Recently, I admitted to a group of close friends that I occasionally had a glass of wine while pregnant and one of the women broke into tears. She told me later that it was so hard for her to get pregnant that she would never “play fast and loose” with her child’s well-being and confessed to being amazed that I am so “cavalier” with my precious babies. I understood her fears. But, I also knew that my miscarriage came during a time when I hadn’t had a sip of alcohol in two months and I was eating a low-fat, all organic diet. I was the healthiest I had ever been in my adult life and the worst still happened.  Also, this woman lets her son play football, which seems far riskier. I said none of these things. I just nodded, thanked her and walked away.

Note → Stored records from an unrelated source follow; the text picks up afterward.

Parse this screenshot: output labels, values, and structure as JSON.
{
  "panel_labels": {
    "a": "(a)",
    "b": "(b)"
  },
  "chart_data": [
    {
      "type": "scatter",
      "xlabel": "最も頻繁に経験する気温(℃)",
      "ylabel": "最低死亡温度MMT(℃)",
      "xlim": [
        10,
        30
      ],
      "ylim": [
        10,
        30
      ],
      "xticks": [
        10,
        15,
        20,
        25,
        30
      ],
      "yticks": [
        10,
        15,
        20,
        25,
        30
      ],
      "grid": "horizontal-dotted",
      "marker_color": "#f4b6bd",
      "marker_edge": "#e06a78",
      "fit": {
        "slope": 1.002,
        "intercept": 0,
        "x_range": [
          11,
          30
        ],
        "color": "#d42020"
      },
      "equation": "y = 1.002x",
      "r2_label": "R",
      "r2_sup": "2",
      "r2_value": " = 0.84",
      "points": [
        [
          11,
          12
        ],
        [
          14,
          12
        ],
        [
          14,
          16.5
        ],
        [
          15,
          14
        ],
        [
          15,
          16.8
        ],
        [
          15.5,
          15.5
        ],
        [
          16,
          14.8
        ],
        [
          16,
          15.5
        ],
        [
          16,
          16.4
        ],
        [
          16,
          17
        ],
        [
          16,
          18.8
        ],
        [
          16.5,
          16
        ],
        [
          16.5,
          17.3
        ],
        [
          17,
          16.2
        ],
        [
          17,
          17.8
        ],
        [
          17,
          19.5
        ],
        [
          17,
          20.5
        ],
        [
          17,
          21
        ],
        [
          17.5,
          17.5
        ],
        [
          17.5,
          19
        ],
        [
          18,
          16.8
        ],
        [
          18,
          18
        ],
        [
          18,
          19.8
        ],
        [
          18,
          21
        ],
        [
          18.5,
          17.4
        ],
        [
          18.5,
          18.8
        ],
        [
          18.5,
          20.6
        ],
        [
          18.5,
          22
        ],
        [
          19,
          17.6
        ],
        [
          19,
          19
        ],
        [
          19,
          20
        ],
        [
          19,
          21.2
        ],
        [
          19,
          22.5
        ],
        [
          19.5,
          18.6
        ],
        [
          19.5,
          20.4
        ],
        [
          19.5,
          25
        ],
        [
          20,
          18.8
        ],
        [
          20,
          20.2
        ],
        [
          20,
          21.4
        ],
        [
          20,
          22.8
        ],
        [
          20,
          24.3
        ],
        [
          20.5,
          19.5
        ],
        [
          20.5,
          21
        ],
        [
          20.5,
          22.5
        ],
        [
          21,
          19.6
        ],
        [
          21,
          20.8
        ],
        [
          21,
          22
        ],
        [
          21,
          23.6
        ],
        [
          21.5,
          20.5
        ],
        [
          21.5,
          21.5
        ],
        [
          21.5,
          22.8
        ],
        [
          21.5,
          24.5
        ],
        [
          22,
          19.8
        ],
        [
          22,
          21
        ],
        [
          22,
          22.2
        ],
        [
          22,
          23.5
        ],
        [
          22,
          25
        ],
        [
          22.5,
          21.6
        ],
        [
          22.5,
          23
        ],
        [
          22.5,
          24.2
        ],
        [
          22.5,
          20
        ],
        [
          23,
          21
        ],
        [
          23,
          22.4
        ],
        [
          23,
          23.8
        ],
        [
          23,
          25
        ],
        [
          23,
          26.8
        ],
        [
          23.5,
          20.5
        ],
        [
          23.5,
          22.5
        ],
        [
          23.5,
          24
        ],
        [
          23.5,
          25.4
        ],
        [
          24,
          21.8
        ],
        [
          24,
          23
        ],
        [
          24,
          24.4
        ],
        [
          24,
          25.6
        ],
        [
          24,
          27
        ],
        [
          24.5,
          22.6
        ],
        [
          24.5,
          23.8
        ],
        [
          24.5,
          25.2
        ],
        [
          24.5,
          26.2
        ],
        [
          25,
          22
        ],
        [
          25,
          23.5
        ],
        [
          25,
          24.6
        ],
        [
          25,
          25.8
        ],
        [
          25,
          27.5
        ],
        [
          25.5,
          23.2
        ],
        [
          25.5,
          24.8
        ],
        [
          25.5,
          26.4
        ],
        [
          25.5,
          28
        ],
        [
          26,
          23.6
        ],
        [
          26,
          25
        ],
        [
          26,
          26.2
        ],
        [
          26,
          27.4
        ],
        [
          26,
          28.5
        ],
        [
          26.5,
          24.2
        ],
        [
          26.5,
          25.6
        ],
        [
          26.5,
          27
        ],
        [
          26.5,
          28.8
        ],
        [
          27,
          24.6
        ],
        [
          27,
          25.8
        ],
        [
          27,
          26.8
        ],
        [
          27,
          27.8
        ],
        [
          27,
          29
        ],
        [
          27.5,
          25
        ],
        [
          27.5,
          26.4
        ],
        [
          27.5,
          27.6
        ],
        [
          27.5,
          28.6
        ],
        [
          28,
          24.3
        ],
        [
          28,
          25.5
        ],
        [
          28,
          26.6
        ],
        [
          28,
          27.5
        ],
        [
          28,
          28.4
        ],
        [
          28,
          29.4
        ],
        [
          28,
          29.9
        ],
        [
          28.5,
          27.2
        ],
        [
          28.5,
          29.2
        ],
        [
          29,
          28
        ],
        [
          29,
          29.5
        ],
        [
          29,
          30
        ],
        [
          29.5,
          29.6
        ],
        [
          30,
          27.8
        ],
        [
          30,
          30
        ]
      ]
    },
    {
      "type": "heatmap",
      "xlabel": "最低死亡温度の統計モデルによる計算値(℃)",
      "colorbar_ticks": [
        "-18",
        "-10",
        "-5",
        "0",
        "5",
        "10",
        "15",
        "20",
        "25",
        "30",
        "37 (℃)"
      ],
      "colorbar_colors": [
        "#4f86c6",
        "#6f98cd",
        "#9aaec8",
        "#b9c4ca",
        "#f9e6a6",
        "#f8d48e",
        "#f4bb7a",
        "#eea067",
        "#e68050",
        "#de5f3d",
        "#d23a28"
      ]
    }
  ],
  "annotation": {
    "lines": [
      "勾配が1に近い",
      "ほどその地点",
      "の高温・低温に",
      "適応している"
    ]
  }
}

Ugh. It’s hard to get mad at someone whose judgment is coming from a place of pain. I get it. But it’s still judgment. People judge you for everything from how you become a parent to how you actually parent… the judgment seem to be never ending at times. However, I love the writer’s final point:

And no matter what motherhood path we choose, we all end up muddling through somehow. What’s more important than following rules is giving ourselves the breath, the space, and the grace to be the mother we need to be. And if we could extend that lesson to others so I don’t have to write this anonymously, that would be great too.

The main point of this post for me? The elusive “let’s respect each other’s parenting choices” card. Awesome.


What was the biggest thing people judged for you during your pregnancy?  Eating cold deli meat, sushi, and soft cheeses? Having a drink? Sleeping on your right side instead of your left?  Highlighting your hair? — How did you handle it?

If you adopted, what kind of judgments did you face? Open adoption vs. closed? Domestic vs. international? Newborn vs. older child? Telling the child vs. keeping it a secret? Did people try to tell you the “best” choice (in their opinion, obviously)? — How did you handle it?

Do you think you have become more/less judgmental thanks to the ALI journey?

To you catch yourself giving unwanted/unasked for advice to others? Or do you bite your tongue?